Sunday, October 7, 2012

Mean Old Trooper Lady...

Call me a, "weenie" but I despise the cold weather. My old arthritic fingers move slower, my body tends to shrivel in on itself and I resemble the hunchback of Notre Dame as I shuffle my frozen-toed feet from one warm spot to another, trying to escape the hideousness of winter. It kinda makes me sad as I reminisce frigid episodes of the cold, callused person I use to be...

When working as a road trooper during the wintertime, I remember not being as merciful or gracious as I had been in the fall or even the spring. Often, when the weather was unconducive to being outside for long, I would (and sometimes still do), find myself having less patience for ignorance or non-compliance to the law.

Take for example a frosty wintertime interaction which took place on the snow-covered shoulder of Interstate 35 a few years back. A petite little lady in black high heels, dressed in beautiful designer clothes and reeking of high-dollar perfume had the audacity to ask me if she could roll the window up because she was "cold" as the freezing rain and sleet slapped at my face and slid down my neck. This, while I stood and waited outside her car door as she searched everywhere for her insurance card. She was the one who had violated the state law by choosing to drive twenty (20) miles over the posted speed limit sign.

"No," I growled, "You can't, as a matter of fact, why don't you join me here on the shoulder for a moment and let's talk about your driving," I hissed.

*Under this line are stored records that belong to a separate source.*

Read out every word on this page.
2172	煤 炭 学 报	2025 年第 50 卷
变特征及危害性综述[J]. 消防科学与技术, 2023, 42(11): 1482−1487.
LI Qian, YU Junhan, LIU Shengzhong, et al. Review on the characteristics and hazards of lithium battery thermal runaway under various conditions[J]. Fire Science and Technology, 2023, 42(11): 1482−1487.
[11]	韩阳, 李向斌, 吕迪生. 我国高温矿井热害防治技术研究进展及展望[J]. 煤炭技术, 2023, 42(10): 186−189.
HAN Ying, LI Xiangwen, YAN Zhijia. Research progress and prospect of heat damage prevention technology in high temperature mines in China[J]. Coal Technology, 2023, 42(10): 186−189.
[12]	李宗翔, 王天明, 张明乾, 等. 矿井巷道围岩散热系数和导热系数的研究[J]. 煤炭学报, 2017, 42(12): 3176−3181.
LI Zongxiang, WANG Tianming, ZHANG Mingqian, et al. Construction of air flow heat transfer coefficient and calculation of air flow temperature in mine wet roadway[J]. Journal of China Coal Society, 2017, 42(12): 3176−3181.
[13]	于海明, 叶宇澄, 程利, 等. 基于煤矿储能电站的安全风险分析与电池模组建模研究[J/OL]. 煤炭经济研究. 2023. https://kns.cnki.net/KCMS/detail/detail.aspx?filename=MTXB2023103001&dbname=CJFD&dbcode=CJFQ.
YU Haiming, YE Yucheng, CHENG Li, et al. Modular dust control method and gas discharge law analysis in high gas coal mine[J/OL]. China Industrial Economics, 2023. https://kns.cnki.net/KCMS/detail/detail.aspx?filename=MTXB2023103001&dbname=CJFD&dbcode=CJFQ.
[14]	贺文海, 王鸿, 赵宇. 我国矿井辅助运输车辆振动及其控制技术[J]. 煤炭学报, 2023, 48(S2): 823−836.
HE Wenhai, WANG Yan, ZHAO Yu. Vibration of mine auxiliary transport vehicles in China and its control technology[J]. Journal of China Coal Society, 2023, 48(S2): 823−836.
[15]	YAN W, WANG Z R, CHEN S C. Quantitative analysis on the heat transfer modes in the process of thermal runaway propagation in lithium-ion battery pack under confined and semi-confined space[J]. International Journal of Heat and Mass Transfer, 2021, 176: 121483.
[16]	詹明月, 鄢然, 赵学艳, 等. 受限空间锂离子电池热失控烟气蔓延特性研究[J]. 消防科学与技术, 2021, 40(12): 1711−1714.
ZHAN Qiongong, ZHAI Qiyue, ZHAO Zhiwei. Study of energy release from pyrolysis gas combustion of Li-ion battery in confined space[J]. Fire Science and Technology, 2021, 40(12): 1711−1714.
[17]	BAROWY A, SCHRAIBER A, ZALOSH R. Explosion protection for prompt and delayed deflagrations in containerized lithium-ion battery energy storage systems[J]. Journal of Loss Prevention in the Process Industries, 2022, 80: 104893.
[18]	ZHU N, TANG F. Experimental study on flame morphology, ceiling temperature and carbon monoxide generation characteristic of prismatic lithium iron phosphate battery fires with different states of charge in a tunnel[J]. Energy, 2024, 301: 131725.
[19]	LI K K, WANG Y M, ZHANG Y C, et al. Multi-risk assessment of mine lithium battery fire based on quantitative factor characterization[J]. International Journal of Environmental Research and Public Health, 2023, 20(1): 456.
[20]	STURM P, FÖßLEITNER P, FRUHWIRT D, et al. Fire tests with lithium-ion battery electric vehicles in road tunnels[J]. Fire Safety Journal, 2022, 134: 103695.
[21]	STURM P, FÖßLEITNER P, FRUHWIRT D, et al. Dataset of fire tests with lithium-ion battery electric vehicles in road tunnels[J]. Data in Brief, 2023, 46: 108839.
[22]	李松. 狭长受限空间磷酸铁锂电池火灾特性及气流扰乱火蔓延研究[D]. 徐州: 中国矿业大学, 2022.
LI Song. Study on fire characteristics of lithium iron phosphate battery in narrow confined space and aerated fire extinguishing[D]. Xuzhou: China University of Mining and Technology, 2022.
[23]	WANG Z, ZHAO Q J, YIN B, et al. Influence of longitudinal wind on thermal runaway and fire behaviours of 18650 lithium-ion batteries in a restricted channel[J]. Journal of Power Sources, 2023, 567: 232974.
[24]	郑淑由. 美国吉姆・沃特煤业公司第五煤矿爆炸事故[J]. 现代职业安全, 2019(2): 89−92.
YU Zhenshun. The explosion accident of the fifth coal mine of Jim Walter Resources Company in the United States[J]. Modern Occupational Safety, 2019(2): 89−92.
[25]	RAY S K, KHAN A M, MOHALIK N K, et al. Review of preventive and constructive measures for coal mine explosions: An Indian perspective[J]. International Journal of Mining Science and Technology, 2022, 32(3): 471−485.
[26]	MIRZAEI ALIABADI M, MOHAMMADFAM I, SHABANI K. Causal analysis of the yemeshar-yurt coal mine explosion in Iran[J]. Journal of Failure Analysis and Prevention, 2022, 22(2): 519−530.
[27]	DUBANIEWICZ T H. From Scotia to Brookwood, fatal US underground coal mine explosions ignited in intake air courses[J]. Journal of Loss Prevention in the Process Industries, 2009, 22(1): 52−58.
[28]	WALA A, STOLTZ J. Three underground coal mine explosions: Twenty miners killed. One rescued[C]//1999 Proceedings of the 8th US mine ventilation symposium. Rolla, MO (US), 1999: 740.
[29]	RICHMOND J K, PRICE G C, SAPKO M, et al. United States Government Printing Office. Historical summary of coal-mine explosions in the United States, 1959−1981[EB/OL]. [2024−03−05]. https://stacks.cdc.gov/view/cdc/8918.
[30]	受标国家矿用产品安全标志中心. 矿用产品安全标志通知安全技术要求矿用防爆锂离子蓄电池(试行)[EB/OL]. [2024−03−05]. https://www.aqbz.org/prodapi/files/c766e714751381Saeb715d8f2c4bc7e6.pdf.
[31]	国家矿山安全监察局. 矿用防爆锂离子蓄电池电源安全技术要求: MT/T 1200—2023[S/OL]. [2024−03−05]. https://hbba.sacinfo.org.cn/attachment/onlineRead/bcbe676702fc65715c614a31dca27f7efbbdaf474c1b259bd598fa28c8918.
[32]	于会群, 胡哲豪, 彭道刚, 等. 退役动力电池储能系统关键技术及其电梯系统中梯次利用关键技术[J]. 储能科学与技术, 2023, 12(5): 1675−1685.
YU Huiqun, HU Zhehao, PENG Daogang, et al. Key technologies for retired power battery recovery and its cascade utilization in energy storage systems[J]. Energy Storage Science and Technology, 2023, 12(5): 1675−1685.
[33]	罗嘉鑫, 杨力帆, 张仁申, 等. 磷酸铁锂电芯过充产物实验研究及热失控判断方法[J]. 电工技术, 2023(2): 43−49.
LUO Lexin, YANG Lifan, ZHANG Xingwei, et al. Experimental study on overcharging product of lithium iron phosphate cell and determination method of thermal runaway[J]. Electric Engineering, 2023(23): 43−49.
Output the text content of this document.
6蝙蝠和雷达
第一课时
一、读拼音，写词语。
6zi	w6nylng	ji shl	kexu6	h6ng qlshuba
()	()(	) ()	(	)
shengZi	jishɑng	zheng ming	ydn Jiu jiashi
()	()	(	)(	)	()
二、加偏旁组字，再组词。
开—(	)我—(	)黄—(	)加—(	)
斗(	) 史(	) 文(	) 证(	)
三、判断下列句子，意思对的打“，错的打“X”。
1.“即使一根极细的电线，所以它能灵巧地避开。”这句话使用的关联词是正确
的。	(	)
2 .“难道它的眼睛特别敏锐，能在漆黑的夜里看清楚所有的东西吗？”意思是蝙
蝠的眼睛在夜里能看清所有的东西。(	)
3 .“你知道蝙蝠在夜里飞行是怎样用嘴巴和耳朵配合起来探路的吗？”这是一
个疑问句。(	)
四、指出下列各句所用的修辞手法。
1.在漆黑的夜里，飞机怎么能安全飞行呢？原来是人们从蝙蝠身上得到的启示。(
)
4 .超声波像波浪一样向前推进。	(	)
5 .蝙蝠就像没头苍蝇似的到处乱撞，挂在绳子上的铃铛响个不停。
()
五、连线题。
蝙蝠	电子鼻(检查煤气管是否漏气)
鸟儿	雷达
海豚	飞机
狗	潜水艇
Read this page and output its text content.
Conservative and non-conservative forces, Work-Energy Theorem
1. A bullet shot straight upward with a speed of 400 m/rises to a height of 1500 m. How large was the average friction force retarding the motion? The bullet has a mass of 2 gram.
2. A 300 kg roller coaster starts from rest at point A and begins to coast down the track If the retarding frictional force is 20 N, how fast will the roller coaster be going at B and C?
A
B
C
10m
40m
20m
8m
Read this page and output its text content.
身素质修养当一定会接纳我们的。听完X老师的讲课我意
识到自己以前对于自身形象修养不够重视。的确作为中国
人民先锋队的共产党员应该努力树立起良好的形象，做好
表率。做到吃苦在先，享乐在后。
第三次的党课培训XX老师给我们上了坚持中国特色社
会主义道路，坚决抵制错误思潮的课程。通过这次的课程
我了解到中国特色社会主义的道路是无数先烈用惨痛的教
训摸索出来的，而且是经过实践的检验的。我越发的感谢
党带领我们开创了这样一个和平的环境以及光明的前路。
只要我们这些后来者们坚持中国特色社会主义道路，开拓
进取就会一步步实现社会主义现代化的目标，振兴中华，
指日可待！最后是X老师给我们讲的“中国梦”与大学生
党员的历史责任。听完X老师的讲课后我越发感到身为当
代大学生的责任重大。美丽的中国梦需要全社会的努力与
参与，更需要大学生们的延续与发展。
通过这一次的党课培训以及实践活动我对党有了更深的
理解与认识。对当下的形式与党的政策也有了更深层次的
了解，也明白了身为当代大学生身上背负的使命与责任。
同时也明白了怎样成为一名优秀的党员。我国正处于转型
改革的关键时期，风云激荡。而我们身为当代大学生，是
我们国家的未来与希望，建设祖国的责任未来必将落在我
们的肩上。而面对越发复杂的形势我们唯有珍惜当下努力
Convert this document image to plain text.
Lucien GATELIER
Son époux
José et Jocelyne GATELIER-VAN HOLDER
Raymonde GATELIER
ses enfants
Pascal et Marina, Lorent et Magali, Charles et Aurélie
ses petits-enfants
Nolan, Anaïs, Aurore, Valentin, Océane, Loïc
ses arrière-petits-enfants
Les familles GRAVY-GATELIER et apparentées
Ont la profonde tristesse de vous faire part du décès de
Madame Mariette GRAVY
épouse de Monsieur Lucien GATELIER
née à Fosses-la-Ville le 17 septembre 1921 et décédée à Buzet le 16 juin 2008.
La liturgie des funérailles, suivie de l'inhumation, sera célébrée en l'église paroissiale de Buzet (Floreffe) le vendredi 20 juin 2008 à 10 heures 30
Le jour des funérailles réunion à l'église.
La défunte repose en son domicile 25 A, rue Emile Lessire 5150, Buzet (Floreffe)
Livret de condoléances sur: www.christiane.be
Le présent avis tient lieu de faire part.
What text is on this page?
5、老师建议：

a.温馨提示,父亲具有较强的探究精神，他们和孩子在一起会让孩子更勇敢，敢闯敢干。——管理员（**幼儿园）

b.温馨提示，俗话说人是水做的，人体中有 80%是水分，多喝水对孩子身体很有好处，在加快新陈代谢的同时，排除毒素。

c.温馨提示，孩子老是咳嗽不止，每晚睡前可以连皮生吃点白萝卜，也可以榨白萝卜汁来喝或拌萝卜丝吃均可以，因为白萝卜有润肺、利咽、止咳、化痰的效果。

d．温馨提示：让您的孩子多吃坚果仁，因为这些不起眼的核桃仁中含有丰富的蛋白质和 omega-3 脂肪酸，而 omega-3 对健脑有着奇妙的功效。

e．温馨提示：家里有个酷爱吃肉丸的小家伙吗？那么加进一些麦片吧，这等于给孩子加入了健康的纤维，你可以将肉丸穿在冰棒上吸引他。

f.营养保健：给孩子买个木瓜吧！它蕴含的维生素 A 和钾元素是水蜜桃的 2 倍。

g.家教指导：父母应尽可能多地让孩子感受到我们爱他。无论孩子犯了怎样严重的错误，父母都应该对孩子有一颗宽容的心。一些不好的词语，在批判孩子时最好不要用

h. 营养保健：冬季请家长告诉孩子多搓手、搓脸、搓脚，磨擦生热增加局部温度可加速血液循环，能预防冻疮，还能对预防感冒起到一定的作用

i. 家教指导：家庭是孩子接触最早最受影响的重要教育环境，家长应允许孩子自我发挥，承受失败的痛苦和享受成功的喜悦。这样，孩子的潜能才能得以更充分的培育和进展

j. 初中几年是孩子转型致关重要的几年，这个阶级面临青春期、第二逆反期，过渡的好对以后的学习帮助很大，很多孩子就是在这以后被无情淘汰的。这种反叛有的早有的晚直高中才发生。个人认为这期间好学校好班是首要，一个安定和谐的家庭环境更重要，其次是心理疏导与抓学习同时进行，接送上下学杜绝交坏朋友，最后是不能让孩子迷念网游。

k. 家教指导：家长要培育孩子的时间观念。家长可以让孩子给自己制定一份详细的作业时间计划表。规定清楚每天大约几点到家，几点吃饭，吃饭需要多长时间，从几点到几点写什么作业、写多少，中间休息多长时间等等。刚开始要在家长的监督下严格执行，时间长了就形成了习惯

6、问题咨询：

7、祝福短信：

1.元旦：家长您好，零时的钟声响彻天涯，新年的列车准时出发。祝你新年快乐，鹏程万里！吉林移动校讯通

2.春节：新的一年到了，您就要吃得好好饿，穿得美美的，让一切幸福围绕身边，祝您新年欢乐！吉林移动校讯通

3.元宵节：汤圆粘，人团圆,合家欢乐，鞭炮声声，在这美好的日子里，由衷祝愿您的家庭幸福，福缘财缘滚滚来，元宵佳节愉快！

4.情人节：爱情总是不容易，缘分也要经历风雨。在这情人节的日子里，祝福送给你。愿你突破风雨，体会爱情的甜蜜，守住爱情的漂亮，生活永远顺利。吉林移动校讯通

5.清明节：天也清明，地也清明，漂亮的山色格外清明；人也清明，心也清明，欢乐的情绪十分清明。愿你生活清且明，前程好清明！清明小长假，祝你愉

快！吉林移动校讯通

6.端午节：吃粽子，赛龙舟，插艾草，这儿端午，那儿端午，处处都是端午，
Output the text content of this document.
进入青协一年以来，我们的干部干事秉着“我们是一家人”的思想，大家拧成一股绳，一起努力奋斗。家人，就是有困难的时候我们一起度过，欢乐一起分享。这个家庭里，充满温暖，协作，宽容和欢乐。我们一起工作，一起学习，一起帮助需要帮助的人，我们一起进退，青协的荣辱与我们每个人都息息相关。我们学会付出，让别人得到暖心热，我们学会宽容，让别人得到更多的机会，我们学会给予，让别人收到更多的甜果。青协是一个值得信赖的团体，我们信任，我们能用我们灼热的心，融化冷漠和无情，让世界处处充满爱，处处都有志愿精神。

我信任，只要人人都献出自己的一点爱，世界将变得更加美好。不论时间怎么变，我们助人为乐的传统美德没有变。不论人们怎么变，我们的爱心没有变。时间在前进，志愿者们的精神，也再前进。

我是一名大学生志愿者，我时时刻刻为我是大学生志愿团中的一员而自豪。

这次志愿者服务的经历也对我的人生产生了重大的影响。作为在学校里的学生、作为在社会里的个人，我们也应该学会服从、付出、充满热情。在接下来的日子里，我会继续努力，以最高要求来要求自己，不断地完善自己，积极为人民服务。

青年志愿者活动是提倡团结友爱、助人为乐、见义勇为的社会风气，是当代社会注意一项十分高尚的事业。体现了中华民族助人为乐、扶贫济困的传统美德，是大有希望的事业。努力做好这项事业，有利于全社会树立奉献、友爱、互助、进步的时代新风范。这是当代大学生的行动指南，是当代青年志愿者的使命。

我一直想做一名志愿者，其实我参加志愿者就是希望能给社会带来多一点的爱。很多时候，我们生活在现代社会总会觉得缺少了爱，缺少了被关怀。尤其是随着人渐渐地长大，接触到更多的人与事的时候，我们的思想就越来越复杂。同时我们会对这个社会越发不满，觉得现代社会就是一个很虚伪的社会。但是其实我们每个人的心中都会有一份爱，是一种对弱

She handed me her expired insurance verification form with delicately manicured fingers that shook as she stared open-mouthed and wide-eyed at my request.

"But it's cold out there," she stammered. I glared at her beneath the rim of my "Smokey Bear" brown hat, my lips in a straight, nearly-blue, tight line. "Yes, ma'am, it most certainly is," I replied.

I waited, growing even more impatient and aggravated as I watched her dig around in her back seat for her long, fully-lined coat and slip her tiny arms inside. She made a production of putting on her black leather gloves on her chilly little fingers.

"Let's go, ma'am," I said as she twisted in her seat to look over her left shoulder waiting for traffic to clear before she dared open her car door. As if I hadn't been in danger when I exited my car or stood in the freezing rain, "visiting" with her for several long, miserable minutes.

"If you are too afraid to get out on that side, crawl over and exit the passenger door," I said, growing angrier by the second while she obviously stalled inside her warm car. The wind whipped at my face as a semi passed us and the force of it tried to take my hat off. The gust ripped at my hat wrenching a clump of my hair where the leather and buckle rested against the back of my head. It caused my anger to flash red hot as I reset my hat on my head and watched this woman, who was about my age, slowly get out of her car to meet me on the shoulder.

Without saying a word, I held a single finger up and left her standing on the shoulder for a moment and retrieved my citation book. When I returned, I did something that I usually don't do. I stood, right there on the shoulder of the interstate, with her beside me and wrote her a big fat ticket while both of us got splattered with sleeting rain that stung like tiny wasp stingers. The original citation that I turned into the court clerk was tattered and wrinkly from wetness, but it was legible.

I bring up the story in hopes of making a point...and here it is...IF, you choose to drive like a maniac when the weather is bad, you MAY have to endure said weather WHILE you receive a citation. So, consider not breaking the law ANYTIME, but most importantly when it's cold, wet and absolutely miserable out. Food for thought.